La réalité de l’Algérie de demain se caractérise par un Etat déliquescent, une société malade et une économie vulnérable, volatile, dépendante, en déficit de moyens de financement. Autrement dit, un pays ouvert à tous les dangers. D’où la nécessité du changement de système de gouvernance pour parer aux menaces, profiter des opportunités et construire l’Algérie de l’espoir.

Ce qui nécessite une mobilisation pacifique pour la construction d’une autre culture politique fondée sur le pluralisme, la gestion des conflits et la prise en charge des divergences.

Pour ce faire, il semble qu’un partenariat politique à finalité démocratique qui prône la libération de la société est inéluctable. Un partenariat fondé sur une stratégie, un organigramme et des tâches planifiables.

Dans les conditions actuelles et prévisibles à moyen terme, l’explosion de la rue demeure le scénario le plus probable. D’où la nécessité de travailler pour une mobilisation massive de la population et des parties prenantes pour un changement négocié, dans les meilleurs délais, pour éviter l’explosion fatale pour les tenants du pouvoir et pour la population.

Il faut bien considérer qu’avec l’explosion de la rue, ce sont les maux actuels dans la société ainsi que l’influence des réseaux sociaux qui définiraient les comportements des émeutiers ; d’où la forte probabilité de l’avènement du communautarisme autour de questions de langue, de religion et de régionalisme ; l’avènement du grand banditisme ; l’élargissement du champ de la corruption et de la prédation ; les méfaits de la perte de la morale collective : vol, alcoolisme, drogue, violence, prostitution… ; la quasi disparition des institutions de l’Etat et bien d’autres maux, à l’image de ce qui se passe en Syrie, en Irak, en Libye, au Yémen…
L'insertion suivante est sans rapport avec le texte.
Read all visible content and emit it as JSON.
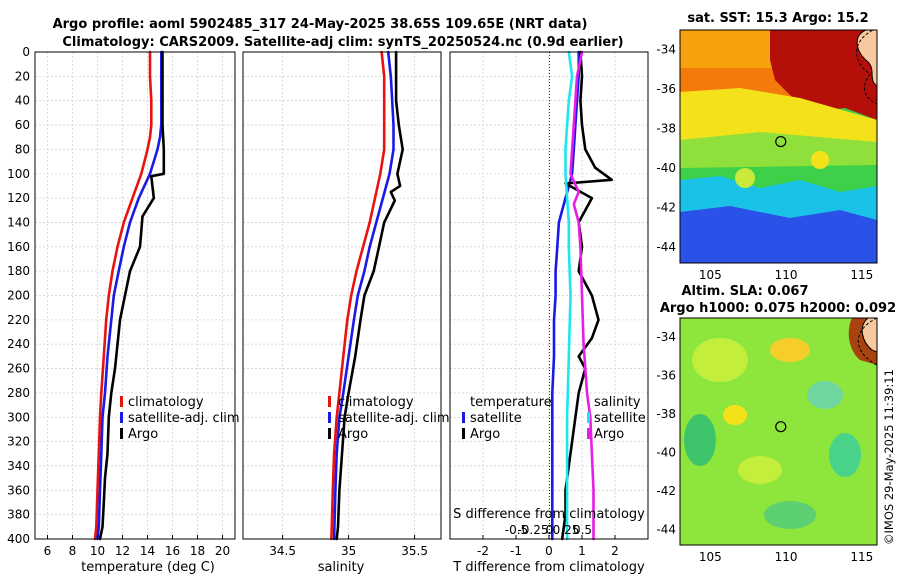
{
  "figure": {
    "title_line1": "Argo profile: aoml 5902485_317 24-May-2025 38.65S 109.65E (NRT data)",
    "title_line2": "Climatology: CARS2009. Satellite-adj clim: synTS_20250524.nc (0.9d earlier)",
    "stamp": "©IMOS 29-May-2025 11:39:11",
    "colors": {
      "climatology": "#e8120f",
      "satellite": "#1a1ae6",
      "argo": "#000000",
      "cyan": "#1ee6f0",
      "magenta": "#e61ee6"
    }
  },
  "legend": {
    "climatology": "climatology",
    "satellite_adj": "satellite-adj. clim",
    "argo": "Argo",
    "temperature_header": "temperature",
    "salinity_header": "salinity",
    "satellite": "satellite"
  },
  "chart_data": [
    {
      "type": "line",
      "id": "temperature",
      "xlabel": "temperature (deg C)",
      "ylabel": "",
      "xlim": [
        5,
        21
      ],
      "ylim": [
        400,
        0
      ],
      "xticks": [
        6,
        8,
        10,
        12,
        14,
        16,
        18,
        20
      ],
      "yticks": [
        0,
        20,
        40,
        60,
        80,
        100,
        120,
        140,
        160,
        180,
        200,
        220,
        240,
        260,
        280,
        300,
        320,
        340,
        360,
        380,
        400
      ],
      "grid": true,
      "series": [
        {
          "name": "climatology",
          "color_key": "climatology",
          "x": [
            14.2,
            14.2,
            14.3,
            14.3,
            14.2,
            14.0,
            13.5,
            12.8,
            12.1,
            11.6,
            11.2,
            10.9,
            10.7,
            10.5,
            10.3,
            10.2,
            10.1,
            10.0,
            9.9,
            9.8
          ],
          "y": [
            0,
            20,
            40,
            60,
            70,
            80,
            100,
            120,
            140,
            160,
            180,
            200,
            220,
            250,
            280,
            300,
            330,
            360,
            390,
            400
          ]
        },
        {
          "name": "satellite-adj. clim",
          "color_key": "satellite",
          "x": [
            15.1,
            15.1,
            15.1,
            15.1,
            15.0,
            14.8,
            14.2,
            13.3,
            12.6,
            12.1,
            11.7,
            11.3,
            11.1,
            10.8,
            10.6,
            10.4,
            10.3,
            10.2,
            10.1,
            10.0
          ],
          "y": [
            0,
            20,
            40,
            60,
            70,
            80,
            100,
            120,
            140,
            160,
            180,
            200,
            220,
            250,
            280,
            300,
            330,
            360,
            390,
            400
          ]
        },
        {
          "name": "Argo",
          "color_key": "argo",
          "x": [
            15.2,
            15.2,
            15.2,
            15.2,
            15.3,
            15.3,
            14.3,
            14.5,
            13.6,
            13.4,
            12.6,
            12.2,
            11.8,
            11.6,
            11.4,
            11.1,
            10.9,
            10.8,
            10.6,
            10.5,
            10.4,
            10.2
          ],
          "y": [
            0,
            20,
            40,
            60,
            80,
            100,
            102,
            120,
            135,
            160,
            180,
            200,
            220,
            240,
            260,
            280,
            300,
            330,
            350,
            370,
            390,
            400
          ]
        }
      ]
    },
    {
      "type": "line",
      "id": "salinity",
      "xlabel": "salinity",
      "ylabel": "",
      "xlim": [
        34.2,
        35.7
      ],
      "ylim": [
        400,
        0
      ],
      "xticks": [
        34.5,
        35,
        35.5
      ],
      "grid": true,
      "series": [
        {
          "name": "climatology",
          "color_key": "climatology",
          "x": [
            35.25,
            35.27,
            35.27,
            35.27,
            35.27,
            35.24,
            35.2,
            35.16,
            35.11,
            35.06,
            35.02,
            34.99,
            34.96,
            34.93,
            34.91,
            34.89,
            34.88,
            34.87
          ],
          "y": [
            0,
            20,
            40,
            60,
            80,
            100,
            120,
            140,
            160,
            180,
            200,
            220,
            250,
            280,
            300,
            330,
            360,
            400
          ]
        },
        {
          "name": "satellite-adj. clim",
          "color_key": "satellite",
          "x": [
            35.3,
            35.32,
            35.33,
            35.34,
            35.34,
            35.31,
            35.26,
            35.21,
            35.16,
            35.12,
            35.07,
            35.04,
            35.0,
            34.96,
            34.93,
            34.91,
            34.9,
            34.89
          ],
          "y": [
            0,
            20,
            40,
            60,
            80,
            100,
            120,
            140,
            160,
            180,
            200,
            220,
            250,
            280,
            300,
            330,
            360,
            400
          ]
        },
        {
          "name": "Argo",
          "color_key": "argo",
          "x": [
            35.36,
            35.36,
            35.36,
            35.38,
            35.41,
            35.37,
            35.39,
            35.32,
            35.35,
            35.27,
            35.23,
            35.19,
            35.12,
            35.09,
            35.05,
            35.0,
            34.97,
            34.95,
            34.93,
            34.92,
            34.91
          ],
          "y": [
            0,
            20,
            40,
            60,
            80,
            100,
            110,
            115,
            122,
            140,
            160,
            180,
            200,
            220,
            250,
            280,
            300,
            330,
            360,
            390,
            400
          ]
        }
      ]
    },
    {
      "type": "line",
      "id": "difference",
      "xlabel": "T difference from climatology",
      "xlabel_top": "S difference from climatology",
      "ylabel": "",
      "xlim": [
        -3,
        3
      ],
      "ylim": [
        400,
        0
      ],
      "xticks": [
        -2,
        -1,
        0,
        1,
        2
      ],
      "xticks_top": [
        -0.5,
        -0.25,
        0,
        0.25,
        0.5
      ],
      "xticks_top_labels": [
        "-0.5",
        "-0.25",
        "0",
        "0.25",
        "0.5"
      ],
      "grid": true,
      "series": [
        {
          "name": "temperature satellite",
          "color_key": "satellite",
          "x": [
            0.9,
            0.9,
            0.85,
            0.8,
            0.75,
            0.7,
            0.5,
            0.3,
            0.25,
            0.2,
            0.2,
            0.15,
            0.15,
            0.1,
            0.1,
            0.1,
            0.1,
            0.1
          ],
          "y": [
            0,
            20,
            40,
            60,
            80,
            100,
            120,
            140,
            160,
            180,
            200,
            220,
            250,
            280,
            300,
            330,
            360,
            400
          ]
        },
        {
          "name": "temperature Argo",
          "color_key": "argo",
          "x": [
            0.95,
            1.0,
            0.95,
            1.0,
            1.1,
            1.4,
            1.9,
            0.5,
            1.3,
            0.9,
            1.0,
            0.9,
            1.3,
            1.4,
            1.5,
            1.3,
            0.9,
            1.1,
            0.9,
            0.8,
            0.7,
            0.6,
            0.5,
            0.5,
            0.4
          ],
          "y": [
            0,
            20,
            40,
            60,
            80,
            95,
            105,
            108,
            120,
            140,
            160,
            180,
            200,
            210,
            220,
            235,
            250,
            260,
            280,
            300,
            320,
            340,
            360,
            380,
            400
          ]
        },
        {
          "name": "salinity satellite",
          "color_key": "cyan",
          "x": [
            0.6,
            0.7,
            0.6,
            0.55,
            0.5,
            0.5,
            0.55,
            0.6,
            0.6,
            0.65,
            0.6,
            0.55,
            0.55
          ],
          "y": [
            0,
            20,
            40,
            60,
            80,
            100,
            120,
            140,
            160,
            200,
            250,
            300,
            400
          ]
        },
        {
          "name": "salinity Argo",
          "color_key": "magenta",
          "x": [
            1.0,
            0.85,
            0.75,
            0.65,
            0.9,
            0.75,
            0.9,
            0.95,
            1.0,
            1.05,
            1.15,
            1.25,
            1.3,
            1.35,
            1.35
          ],
          "y": [
            0,
            20,
            60,
            100,
            115,
            125,
            140,
            160,
            200,
            240,
            280,
            300,
            330,
            360,
            400
          ]
        }
      ]
    },
    {
      "type": "heatmap",
      "id": "sst_map",
      "title": "sat. SST: 15.3 Argo: 15.2",
      "xlim": [
        103,
        116
      ],
      "ylim": [
        -44.8,
        -33
      ],
      "xticks": [
        105,
        110,
        115
      ],
      "yticks": [
        -34,
        -36,
        -38,
        -40,
        -42,
        -44
      ],
      "marker": {
        "lon": 109.65,
        "lat": -38.65
      }
    },
    {
      "type": "heatmap",
      "id": "sla_map",
      "title_line1": "Altim. SLA: 0.067",
      "title_line2": "Argo h1000: 0.075 h2000: 0.092",
      "xlim": [
        103,
        116
      ],
      "ylim": [
        -44.8,
        -33
      ],
      "xticks": [
        105,
        110,
        115
      ],
      "yticks": [
        -34,
        -36,
        -38,
        -40,
        -42,
        -44
      ],
      "marker": {
        "lon": 109.65,
        "lat": -38.65
      }
    }
  ]
}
Cependant, l’avènement du changement négocié fera apparaître, fatalement, la volonté de s’accaparer du pouvoir par les différentes parties prenantes : les éléments engagés dans la société civile, mais divisés ; les partis de l’opposition en rangs dispersés ; les partis qui gravitent autour du pouvoir actuel avec leur opportunisme diviseur ; la classe des nouveaux riches par la corruption. Il s’agit là de divisions, d’oppositions et de données fiables qu’il faut prendre en charge lors de la confection du programme de changement.